2012: Toward Resilience
After a freewheeling, decade-long “vacation from history” at the tail end of the 20th century, the opening decade of the 21st abruptly returned us to a world fraught with fragility and surprise. And this new context is here to stay.
Each week, it seems, brings some unforeseen disruption, blooming amid the thicket of overlapping social, political, economic, technological and environmental systems that govern our lives. They arrive at a quickening, yet erratic pace, from unexpected quarters, stubbornly resistant to prediction. The most significant become culture touchstones, referred to in staccato shorthand: Katrina. Haiti. BP. Fukushima. The Crash. The Great Recession. The London Mob. The Arab Spring. Other nameless disruptions swell their ranks, amplified by slowly creeping vulnerabilities: a Midwestern town is undone by economic dislocation; a company is obliterated by globalization; a way of life is rendered impossible by an ecological shift; a debt crisis emerges from political intractability. If it feels like the pace of these disruptions is increasing, it’s not just you: it took just six months for 2011 to become the costliest year on record for natural disasters*, a fact that insurance companies tie unambiguously to climate change.
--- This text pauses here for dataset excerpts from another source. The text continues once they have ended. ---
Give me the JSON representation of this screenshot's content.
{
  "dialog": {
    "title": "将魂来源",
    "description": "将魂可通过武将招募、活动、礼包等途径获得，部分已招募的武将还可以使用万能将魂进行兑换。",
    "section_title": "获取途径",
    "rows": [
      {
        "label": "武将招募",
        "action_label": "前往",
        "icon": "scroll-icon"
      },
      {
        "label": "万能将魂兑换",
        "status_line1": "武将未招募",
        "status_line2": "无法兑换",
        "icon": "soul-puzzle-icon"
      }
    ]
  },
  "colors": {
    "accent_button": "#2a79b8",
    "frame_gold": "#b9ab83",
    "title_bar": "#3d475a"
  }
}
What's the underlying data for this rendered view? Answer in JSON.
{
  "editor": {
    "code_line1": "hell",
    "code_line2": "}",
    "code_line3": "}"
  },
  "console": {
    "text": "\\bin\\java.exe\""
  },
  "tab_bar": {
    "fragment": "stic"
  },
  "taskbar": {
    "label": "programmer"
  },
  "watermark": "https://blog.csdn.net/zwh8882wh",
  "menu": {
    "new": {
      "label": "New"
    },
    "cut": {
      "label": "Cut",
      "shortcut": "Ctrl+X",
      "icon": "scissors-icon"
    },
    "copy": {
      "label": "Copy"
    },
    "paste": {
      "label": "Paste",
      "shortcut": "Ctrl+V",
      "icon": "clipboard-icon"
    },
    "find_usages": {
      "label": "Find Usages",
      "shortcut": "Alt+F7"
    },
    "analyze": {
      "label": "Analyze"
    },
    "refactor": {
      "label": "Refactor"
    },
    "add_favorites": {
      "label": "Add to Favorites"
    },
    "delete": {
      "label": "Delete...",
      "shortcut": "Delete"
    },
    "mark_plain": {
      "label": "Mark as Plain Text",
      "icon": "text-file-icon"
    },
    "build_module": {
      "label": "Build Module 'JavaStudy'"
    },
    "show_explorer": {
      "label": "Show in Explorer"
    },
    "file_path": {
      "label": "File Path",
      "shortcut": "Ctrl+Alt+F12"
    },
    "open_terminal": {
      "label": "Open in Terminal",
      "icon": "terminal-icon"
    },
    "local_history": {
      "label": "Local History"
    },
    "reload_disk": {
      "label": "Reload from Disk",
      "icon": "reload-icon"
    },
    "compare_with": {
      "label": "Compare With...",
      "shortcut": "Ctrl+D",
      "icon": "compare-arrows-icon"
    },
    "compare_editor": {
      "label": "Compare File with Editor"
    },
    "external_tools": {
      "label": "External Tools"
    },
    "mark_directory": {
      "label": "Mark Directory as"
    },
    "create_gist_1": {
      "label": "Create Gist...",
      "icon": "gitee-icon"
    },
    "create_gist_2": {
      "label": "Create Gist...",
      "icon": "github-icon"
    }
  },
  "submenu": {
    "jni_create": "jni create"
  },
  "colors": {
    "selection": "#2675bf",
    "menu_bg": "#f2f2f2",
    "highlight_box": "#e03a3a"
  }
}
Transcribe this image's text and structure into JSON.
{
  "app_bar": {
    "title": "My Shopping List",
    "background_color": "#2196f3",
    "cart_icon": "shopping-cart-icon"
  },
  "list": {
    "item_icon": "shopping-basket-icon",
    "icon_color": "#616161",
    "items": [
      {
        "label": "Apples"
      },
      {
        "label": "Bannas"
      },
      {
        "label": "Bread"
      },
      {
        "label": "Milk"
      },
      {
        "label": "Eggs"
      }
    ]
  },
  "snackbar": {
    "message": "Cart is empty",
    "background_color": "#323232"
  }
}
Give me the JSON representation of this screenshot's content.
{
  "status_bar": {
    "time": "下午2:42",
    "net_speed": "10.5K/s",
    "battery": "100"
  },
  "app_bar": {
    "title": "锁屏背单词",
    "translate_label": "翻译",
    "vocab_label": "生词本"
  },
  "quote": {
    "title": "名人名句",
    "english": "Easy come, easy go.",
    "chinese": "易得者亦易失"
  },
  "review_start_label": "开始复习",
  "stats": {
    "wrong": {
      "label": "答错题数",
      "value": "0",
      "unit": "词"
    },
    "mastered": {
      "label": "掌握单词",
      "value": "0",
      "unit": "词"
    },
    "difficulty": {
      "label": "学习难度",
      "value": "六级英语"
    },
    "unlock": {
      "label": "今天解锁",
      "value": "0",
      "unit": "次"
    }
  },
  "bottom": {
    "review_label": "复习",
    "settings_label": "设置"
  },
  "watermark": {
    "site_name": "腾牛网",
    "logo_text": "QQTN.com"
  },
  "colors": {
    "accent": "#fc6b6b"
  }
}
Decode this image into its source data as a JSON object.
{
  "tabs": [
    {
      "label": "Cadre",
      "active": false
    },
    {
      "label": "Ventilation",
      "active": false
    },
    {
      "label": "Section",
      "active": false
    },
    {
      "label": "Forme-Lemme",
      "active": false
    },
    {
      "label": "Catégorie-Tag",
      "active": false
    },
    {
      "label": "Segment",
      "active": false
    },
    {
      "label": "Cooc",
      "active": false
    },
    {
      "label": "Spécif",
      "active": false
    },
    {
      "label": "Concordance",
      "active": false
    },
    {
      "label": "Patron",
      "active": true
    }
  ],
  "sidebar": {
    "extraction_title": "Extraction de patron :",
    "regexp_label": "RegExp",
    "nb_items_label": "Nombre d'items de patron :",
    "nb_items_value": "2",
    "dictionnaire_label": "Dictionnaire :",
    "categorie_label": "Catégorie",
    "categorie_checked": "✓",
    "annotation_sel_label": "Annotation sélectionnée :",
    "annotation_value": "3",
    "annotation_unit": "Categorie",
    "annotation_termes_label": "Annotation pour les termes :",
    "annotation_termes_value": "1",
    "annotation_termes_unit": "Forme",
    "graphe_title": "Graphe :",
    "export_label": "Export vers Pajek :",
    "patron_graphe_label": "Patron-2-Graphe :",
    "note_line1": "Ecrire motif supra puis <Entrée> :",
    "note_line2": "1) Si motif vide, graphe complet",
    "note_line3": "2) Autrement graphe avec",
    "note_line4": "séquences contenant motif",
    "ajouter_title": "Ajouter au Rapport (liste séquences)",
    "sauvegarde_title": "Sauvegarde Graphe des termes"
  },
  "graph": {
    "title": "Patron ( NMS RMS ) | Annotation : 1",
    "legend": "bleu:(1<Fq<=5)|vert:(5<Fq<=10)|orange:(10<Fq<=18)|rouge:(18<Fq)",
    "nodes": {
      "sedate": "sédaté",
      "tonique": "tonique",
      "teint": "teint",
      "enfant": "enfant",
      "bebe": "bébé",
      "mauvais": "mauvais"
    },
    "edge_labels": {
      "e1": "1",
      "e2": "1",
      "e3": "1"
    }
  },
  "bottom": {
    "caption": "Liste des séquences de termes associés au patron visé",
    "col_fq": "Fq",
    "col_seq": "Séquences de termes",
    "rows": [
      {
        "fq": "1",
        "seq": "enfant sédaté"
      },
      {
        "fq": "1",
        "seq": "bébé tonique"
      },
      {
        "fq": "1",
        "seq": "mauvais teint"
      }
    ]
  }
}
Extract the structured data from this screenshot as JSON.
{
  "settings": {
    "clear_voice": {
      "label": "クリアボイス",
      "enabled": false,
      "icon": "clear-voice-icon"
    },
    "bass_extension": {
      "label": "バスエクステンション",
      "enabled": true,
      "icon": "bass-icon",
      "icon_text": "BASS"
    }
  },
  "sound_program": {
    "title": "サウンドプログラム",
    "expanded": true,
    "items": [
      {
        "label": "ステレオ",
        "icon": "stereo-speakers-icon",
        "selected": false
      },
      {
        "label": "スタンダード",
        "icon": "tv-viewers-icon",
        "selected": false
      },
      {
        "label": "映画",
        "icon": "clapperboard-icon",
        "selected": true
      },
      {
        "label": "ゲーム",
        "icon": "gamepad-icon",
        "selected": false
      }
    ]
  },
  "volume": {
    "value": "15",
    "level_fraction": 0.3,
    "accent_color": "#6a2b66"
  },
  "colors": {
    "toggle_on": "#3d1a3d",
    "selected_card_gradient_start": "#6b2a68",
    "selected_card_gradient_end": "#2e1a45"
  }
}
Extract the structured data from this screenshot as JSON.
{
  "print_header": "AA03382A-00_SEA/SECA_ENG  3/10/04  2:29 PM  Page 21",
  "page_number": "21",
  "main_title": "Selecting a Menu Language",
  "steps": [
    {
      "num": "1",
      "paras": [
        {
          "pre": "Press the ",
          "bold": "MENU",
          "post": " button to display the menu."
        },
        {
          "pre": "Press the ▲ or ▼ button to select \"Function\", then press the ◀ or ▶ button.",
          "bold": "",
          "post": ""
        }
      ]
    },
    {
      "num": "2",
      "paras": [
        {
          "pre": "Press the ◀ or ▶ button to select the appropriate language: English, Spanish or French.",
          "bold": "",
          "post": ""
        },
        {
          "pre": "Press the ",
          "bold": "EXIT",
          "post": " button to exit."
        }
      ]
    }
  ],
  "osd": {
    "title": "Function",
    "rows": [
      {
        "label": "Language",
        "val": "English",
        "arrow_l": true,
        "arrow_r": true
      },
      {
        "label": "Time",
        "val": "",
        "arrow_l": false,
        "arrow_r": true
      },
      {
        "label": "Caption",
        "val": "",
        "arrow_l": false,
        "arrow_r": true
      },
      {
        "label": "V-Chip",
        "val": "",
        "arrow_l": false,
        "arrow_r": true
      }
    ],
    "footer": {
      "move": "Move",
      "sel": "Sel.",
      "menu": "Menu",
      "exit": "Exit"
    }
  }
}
Yet nobody can be sure where the next disruption will come from: in our densely and globally interconnected world, the ‘black swans’ are baked in.
In the face of such unavoidable volatility, what factors cause some communities, individuals, ecosystems, institutions and economies to break down, and which enable them to bounce back?
That simple, and increasingly central question is at the heart of a new field, and an important new strategic conversation, centered on resilience. The answers uncovered come from many fields: economics, ecology, political science, systems and decision theory, information technology, cognitive science and social innovation among them. Like a developing Polaroid, they are slowly revealing a set of insights for building social, economic, technical and business systems that can anticipate disruption, heal themselves when breached, and reorganize themselves to maintain their core purpose, even under radically changed circumstances.
The shift to resilience is bringing with it a major refocusing, away from ‘sustainability’ and risk mitigation as they have been commonly understood, and toward greater risk adaptation – ensuring that we can survive disruptions when they inevitably occur.
This shift to resilience is so fundamental and strategic that PopTech is committing the next year - and beyond - to examining its many facets, disciplinary lenses and contexts. At conferences in Reykjavik, Iceland, and Camden, Maine, and in Labs in Nairobi, Kenya and elsewhere, we’ll be bringing together a global network of resilience practitioners, researchers and leaders. We’ll be asking questions about how to improve the resilience of our economy, our communities, our institutions, our ecosystem and ourselves. And in a political season, we’ll explore what policies and modes of civic engagement will yield a more resilient America.
We cannot imagine a more important or pressing conversation to have right now. And we invite you to be a part of it.